Nobody is dancing. That is the part I keep circling back to, and I do circle, I have to, I cannot stand at the edge the way they do, boys clumped against one wall like coats on a hook, girls in a knot near the other, both sides guarding a floor of empty gymnasium between them as though it were a river neither will cross.
I lifted the hem of one girl's dress an inch and she smoothed it down fast, checking, checking. I carried the smell of another's nervous sweat across the whole gulf to a boy who did not know it was hers and would have died to learn it.
They hold themselves so carefully.

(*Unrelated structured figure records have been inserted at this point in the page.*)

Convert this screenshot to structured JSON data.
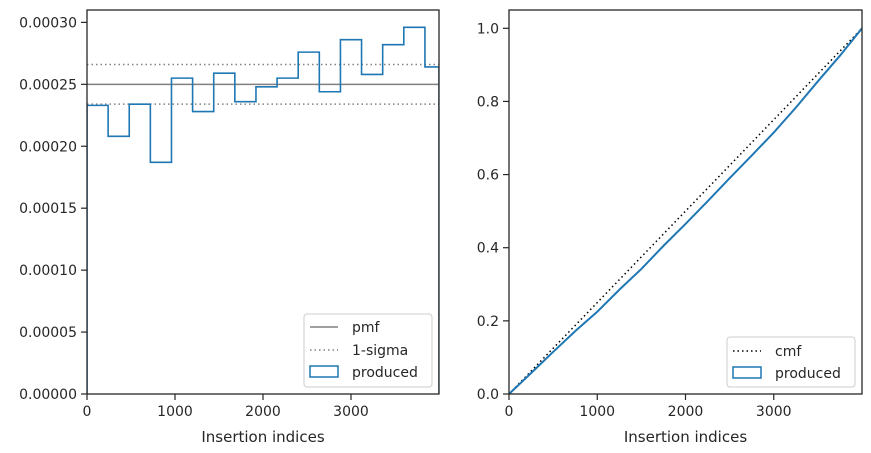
{
  "colors": {
    "hist": "#1f77b4",
    "pmf": "#808080",
    "sigma": "#808080",
    "cmf": "#000000",
    "axis": "#262626"
  },
  "chart_data": [
    {
      "type": "histogram-step",
      "xlabel": "Insertion indices",
      "ylabel": "",
      "xlim": [
        0,
        4000
      ],
      "ylim": [
        0,
        0.00031
      ],
      "x_ticks": [
        0,
        1000,
        2000,
        3000
      ],
      "x_tick_labels": [
        "0",
        "1000",
        "2000",
        "3000"
      ],
      "y_ticks": [
        0,
        5e-05,
        0.0001,
        0.00015,
        0.0002,
        0.00025,
        0.0003
      ],
      "y_tick_labels": [
        "0.00000",
        "0.00005",
        "0.00010",
        "0.00015",
        "0.00020",
        "0.00025",
        "0.00030"
      ],
      "bin_edges": [
        0,
        240,
        480,
        720,
        960,
        1200,
        1440,
        1680,
        1920,
        2160,
        2400,
        2640,
        2880,
        3120,
        3360,
        3600,
        3840,
        4000
      ],
      "values": [
        0.000233,
        0.000208,
        0.000234,
        0.000187,
        0.000255,
        0.000228,
        0.000259,
        0.000236,
        0.000248,
        0.000255,
        0.000276,
        0.000244,
        0.000286,
        0.000258,
        0.000282,
        0.000296,
        0.000264
      ],
      "pmf": 0.00025,
      "sigma_band": [
        0.000234,
        0.000266
      ],
      "legend": {
        "placement": "lower right",
        "entries": [
          "pmf",
          "1-sigma",
          "produced"
        ]
      }
    },
    {
      "type": "line",
      "xlabel": "Insertion indices",
      "ylabel": "",
      "xlim": [
        0,
        4000
      ],
      "ylim": [
        0,
        1.05
      ],
      "x_ticks": [
        0,
        1000,
        2000,
        3000
      ],
      "x_tick_labels": [
        "0",
        "1000",
        "2000",
        "3000"
      ],
      "y_ticks": [
        0,
        0.2,
        0.4,
        0.6,
        0.8,
        1.0
      ],
      "y_tick_labels": [
        "0.0",
        "0.2",
        "0.4",
        "0.6",
        "0.8",
        "1.0"
      ],
      "series": [
        {
          "name": "cmf",
          "x": [
            0,
            4000
          ],
          "y": [
            0,
            1.0
          ]
        },
        {
          "name": "produced",
          "x": [
            0,
            250,
            500,
            750,
            1000,
            1250,
            1500,
            1750,
            2000,
            2250,
            2500,
            2750,
            3000,
            3250,
            3500,
            3750,
            4000
          ],
          "y": [
            0,
            0.057,
            0.115,
            0.172,
            0.225,
            0.285,
            0.342,
            0.405,
            0.465,
            0.527,
            0.59,
            0.652,
            0.715,
            0.783,
            0.855,
            0.925,
            1.0
          ]
        }
      ],
      "legend": {
        "placement": "lower right",
        "entries": [
          "cmf",
          "produced"
        ]
      }
    }
  ]
}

Arms crossed, hands pocketed, everything pulled in tight against the terror that someone might see them move wrong. I could show them. I move wrong constantly. I have never once landed where I meant to.
I slipped a slow song under the door and out into the parking lot, where a mother waited in a warm car, and I set the bassline trembling against her windshield so she could feel, faintly, the enormous careful stillness her child was surviving in there. Then the door banged shut behind some latecomer, and I was already gone, out over the fields, carrying one strand of somebody's hair I lifted off a neck and never gave back.